Face à cette posture sécuritaire, les points centraux du texte sont les suivants  :

- Les réponses à délinquance ont été faciles et autoritaires, consolidant l’inefficacité policière, judiciaire et pénitentiaire.

- Les politiques de « main dure » ou « tolérance zéro » ont constitué « une succession d’interventions manquées qui ont empêché la professionnalisation des policiers et ont renforcé l’action de réseaux d’illégalité au sein desquels sont intervenus des fonctionnaires publics ».

- Une politique criminelle adéquate requiert une police efficace dans la prévention, de haut professionnalisme et dûment rémunérée, une Justice pénale qui fait des recherches et juge en temps opportun et un système pénitentiaire qui assure des conditions dignes d’emprisonnement.

- Cela requiert des stratégies qui articulent les politiques de sécurité ainsi que la garantie de conditions de vie dignes pour toute la population.

- Les politiques démocratiques de sécurité doivent être mise en place à partir de diagnostics basés sur une information véridique et accessible au public.

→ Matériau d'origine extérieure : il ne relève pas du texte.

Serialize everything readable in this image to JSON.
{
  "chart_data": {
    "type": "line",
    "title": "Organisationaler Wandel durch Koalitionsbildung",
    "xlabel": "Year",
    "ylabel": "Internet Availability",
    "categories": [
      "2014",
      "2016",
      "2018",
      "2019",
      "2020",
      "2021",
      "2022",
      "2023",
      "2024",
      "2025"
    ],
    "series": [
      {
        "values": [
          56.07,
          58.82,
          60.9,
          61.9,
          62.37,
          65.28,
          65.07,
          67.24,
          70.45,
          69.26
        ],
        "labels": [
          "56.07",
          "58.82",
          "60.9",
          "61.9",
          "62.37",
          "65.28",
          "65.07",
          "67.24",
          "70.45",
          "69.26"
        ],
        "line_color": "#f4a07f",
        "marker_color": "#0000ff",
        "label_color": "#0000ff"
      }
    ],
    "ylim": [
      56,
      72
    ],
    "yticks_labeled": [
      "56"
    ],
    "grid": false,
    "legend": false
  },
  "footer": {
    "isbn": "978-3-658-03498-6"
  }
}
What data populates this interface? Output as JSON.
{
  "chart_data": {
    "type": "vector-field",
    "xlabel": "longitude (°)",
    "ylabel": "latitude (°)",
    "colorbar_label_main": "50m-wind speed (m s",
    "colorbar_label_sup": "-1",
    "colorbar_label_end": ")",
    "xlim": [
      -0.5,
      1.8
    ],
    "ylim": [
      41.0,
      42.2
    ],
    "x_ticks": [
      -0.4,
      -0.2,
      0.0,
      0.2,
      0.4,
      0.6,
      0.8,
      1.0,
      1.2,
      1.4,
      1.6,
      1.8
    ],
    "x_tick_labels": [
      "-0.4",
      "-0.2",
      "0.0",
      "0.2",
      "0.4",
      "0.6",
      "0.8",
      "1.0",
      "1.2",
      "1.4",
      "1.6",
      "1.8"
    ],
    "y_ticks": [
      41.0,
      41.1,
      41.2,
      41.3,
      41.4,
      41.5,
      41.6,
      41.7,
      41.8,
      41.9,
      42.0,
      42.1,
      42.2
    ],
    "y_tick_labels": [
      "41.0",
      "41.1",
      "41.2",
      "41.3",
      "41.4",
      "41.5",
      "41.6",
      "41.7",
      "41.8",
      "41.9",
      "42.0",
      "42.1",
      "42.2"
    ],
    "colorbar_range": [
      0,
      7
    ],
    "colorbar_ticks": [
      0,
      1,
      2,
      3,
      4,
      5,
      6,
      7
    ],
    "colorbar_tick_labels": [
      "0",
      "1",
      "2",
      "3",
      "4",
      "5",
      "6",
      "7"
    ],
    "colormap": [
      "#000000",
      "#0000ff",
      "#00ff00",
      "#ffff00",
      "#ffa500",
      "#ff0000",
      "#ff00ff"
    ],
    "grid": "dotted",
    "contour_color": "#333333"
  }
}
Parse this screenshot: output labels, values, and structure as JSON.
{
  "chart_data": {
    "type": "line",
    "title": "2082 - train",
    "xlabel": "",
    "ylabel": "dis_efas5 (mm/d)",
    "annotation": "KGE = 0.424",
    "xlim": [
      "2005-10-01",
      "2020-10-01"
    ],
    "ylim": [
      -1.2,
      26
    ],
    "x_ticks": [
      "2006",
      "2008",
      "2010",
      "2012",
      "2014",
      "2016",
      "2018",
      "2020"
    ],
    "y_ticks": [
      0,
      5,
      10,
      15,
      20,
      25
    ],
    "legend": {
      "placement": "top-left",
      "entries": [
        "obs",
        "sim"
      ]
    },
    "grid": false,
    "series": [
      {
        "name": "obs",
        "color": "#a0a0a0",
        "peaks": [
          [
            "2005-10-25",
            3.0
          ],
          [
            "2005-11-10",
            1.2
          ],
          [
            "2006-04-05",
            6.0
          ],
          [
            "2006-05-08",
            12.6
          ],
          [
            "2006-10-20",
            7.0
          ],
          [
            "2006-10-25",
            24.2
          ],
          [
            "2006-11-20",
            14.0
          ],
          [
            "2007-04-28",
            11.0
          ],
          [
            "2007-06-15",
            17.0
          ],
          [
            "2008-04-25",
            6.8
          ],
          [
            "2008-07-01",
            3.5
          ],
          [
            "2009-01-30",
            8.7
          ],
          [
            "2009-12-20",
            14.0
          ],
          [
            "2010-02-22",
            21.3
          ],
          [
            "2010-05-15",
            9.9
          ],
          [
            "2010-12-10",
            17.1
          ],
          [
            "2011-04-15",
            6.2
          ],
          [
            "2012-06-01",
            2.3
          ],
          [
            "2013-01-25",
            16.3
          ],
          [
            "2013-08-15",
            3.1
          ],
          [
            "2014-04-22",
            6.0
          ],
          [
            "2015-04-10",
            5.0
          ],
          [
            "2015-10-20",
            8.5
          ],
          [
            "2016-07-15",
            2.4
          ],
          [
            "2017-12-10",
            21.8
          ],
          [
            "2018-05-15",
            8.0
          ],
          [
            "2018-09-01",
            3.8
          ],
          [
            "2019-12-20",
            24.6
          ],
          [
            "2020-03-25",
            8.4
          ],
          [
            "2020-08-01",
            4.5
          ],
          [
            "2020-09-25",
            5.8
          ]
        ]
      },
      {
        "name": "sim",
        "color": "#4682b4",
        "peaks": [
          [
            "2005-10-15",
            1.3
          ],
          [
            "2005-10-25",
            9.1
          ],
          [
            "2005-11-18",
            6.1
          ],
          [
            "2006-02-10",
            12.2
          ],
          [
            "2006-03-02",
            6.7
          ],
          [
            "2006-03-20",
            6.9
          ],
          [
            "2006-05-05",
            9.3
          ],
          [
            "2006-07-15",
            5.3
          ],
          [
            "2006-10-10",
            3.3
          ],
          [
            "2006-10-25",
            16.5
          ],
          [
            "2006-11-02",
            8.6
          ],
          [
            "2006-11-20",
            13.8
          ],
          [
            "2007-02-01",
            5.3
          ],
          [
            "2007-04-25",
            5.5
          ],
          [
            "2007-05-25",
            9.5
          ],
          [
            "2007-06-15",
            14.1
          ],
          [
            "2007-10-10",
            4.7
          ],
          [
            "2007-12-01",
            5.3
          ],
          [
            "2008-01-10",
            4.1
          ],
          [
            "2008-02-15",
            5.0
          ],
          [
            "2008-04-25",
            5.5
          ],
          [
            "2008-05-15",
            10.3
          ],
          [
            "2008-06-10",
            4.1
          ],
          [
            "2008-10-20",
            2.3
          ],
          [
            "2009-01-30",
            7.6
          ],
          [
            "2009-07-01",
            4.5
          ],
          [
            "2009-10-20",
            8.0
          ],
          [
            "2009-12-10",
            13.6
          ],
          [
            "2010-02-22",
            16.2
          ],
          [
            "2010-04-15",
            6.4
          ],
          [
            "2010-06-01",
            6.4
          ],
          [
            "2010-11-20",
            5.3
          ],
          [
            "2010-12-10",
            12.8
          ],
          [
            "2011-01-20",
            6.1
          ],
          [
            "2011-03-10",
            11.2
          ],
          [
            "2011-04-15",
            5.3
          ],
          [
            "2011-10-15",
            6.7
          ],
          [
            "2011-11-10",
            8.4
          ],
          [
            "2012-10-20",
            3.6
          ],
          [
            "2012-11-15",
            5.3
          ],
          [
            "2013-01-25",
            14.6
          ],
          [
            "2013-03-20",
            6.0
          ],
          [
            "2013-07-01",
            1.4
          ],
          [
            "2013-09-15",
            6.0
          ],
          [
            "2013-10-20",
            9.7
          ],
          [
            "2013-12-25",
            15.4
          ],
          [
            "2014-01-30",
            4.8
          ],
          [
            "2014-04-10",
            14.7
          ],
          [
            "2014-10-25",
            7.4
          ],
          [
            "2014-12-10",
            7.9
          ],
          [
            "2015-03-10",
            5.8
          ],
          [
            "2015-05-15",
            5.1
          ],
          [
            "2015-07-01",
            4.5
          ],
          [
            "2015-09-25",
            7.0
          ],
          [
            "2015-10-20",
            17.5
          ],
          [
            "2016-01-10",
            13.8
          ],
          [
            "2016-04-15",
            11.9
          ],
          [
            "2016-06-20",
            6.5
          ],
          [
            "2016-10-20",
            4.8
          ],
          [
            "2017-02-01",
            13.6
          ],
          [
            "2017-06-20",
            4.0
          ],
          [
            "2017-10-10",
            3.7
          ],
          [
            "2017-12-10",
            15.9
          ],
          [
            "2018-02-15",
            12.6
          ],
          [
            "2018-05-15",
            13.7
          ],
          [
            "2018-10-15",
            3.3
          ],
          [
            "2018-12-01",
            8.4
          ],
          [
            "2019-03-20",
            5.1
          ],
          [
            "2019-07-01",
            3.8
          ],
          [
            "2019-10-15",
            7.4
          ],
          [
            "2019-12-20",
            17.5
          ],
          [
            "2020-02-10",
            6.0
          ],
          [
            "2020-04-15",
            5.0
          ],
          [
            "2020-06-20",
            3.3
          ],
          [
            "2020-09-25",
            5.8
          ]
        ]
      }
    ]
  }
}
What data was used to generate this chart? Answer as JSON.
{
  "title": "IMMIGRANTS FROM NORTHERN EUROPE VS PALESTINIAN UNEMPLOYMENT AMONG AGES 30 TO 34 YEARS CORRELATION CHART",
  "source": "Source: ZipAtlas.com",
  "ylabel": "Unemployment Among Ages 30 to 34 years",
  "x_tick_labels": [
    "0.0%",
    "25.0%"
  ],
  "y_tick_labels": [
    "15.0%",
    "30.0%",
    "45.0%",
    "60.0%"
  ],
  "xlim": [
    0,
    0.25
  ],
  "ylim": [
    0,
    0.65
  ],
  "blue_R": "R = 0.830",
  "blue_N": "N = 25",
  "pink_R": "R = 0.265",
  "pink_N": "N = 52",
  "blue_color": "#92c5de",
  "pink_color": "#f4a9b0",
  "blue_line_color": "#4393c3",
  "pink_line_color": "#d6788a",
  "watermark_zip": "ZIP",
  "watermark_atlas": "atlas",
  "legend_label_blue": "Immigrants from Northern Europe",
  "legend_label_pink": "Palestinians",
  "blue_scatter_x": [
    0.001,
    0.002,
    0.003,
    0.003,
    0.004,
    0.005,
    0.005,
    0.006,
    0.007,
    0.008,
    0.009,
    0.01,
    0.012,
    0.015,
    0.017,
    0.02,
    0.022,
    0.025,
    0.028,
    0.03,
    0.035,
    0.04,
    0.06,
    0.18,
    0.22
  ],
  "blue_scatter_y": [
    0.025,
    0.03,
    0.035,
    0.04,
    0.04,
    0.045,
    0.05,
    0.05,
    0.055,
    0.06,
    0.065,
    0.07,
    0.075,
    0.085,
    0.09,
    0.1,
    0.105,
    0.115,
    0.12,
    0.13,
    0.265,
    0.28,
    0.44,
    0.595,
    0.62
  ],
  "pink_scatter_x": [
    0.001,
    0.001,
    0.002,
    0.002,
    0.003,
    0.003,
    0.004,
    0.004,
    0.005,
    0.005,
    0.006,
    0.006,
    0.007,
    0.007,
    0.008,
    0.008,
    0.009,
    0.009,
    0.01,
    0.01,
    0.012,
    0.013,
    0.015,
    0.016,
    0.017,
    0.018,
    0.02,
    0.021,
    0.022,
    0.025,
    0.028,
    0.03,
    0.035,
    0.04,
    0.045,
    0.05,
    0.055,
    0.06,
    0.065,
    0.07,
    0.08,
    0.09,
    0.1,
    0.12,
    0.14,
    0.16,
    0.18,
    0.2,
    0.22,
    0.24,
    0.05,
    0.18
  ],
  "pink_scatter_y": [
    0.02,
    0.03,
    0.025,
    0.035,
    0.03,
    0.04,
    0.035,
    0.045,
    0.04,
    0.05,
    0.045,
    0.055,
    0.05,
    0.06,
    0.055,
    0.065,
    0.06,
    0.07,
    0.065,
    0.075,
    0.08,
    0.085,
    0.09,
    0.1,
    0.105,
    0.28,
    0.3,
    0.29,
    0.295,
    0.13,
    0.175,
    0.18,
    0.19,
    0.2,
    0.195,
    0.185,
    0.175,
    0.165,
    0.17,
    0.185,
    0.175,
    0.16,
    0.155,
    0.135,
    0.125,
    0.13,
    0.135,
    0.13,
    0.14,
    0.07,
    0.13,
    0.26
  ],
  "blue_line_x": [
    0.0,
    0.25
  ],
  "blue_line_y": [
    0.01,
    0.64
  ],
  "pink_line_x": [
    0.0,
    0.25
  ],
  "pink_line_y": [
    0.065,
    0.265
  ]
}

- Promouvoir la décentralisation de l’organisation policière au niveau du district et de la commune.

- Un contrôle interne des polices, de caractère civil et un contrôle externe de l’exercice de la fonction et de la légalité.

- Formation et qualification policière non militarisé.

- Les mesures uniquement répressives avec lesquelles on insiste à chaque crise sont destinées à poursuivre de petites infractions et de jeunes auteurs. Ce qui indique l’Accord est qu’une grande partie de ces infractions communes sont associée à des puissants réseaux délictueux. Un des exemples est celui de casses de voitures [clandestines ou non].

- Une police judiciaire, dépendante des procureurs, apportera de la transparence dans les enquêtes.

- On doit garantir la régulation de l’action policière dans sa face opérationnelle, les spectacles sportifs, concerts et manifestations. On doit assurer une utilisation de la force proportionnelle, rationnelle et éradiquer les pratiques policières contraires à ces critères.

Dans la partie finale du document est résumé ce qu’est peut-être la stratégie plus importante : « obtenir un vaste accord politique et social qui permet d’avancer dans la conception et la mise en œuvre de politiques à court, moyen et long terme, visant à trouver des solutions immédiates et de longue durée aux demandes sociales en matière de sécurité ». La signature de l’accord par des dirigeants de la majorité et de l’opposition, des représentants de la Justice, du syndicalisme et des droits de l’homme pourrait être la base pour cette recherche de consensus que formule le texte. Bien que les organisateurs eux-mêmes sachent qu’ « il y aura un débat très fort et la droite [dure] insistera sur ses politiques ».

Par Raúl Kollmann
Página 12 . Buenos Aires, le 29 décembre 2009.

Traduction de l’espagnol pour El Correo Estelle et Carlos Debiasi.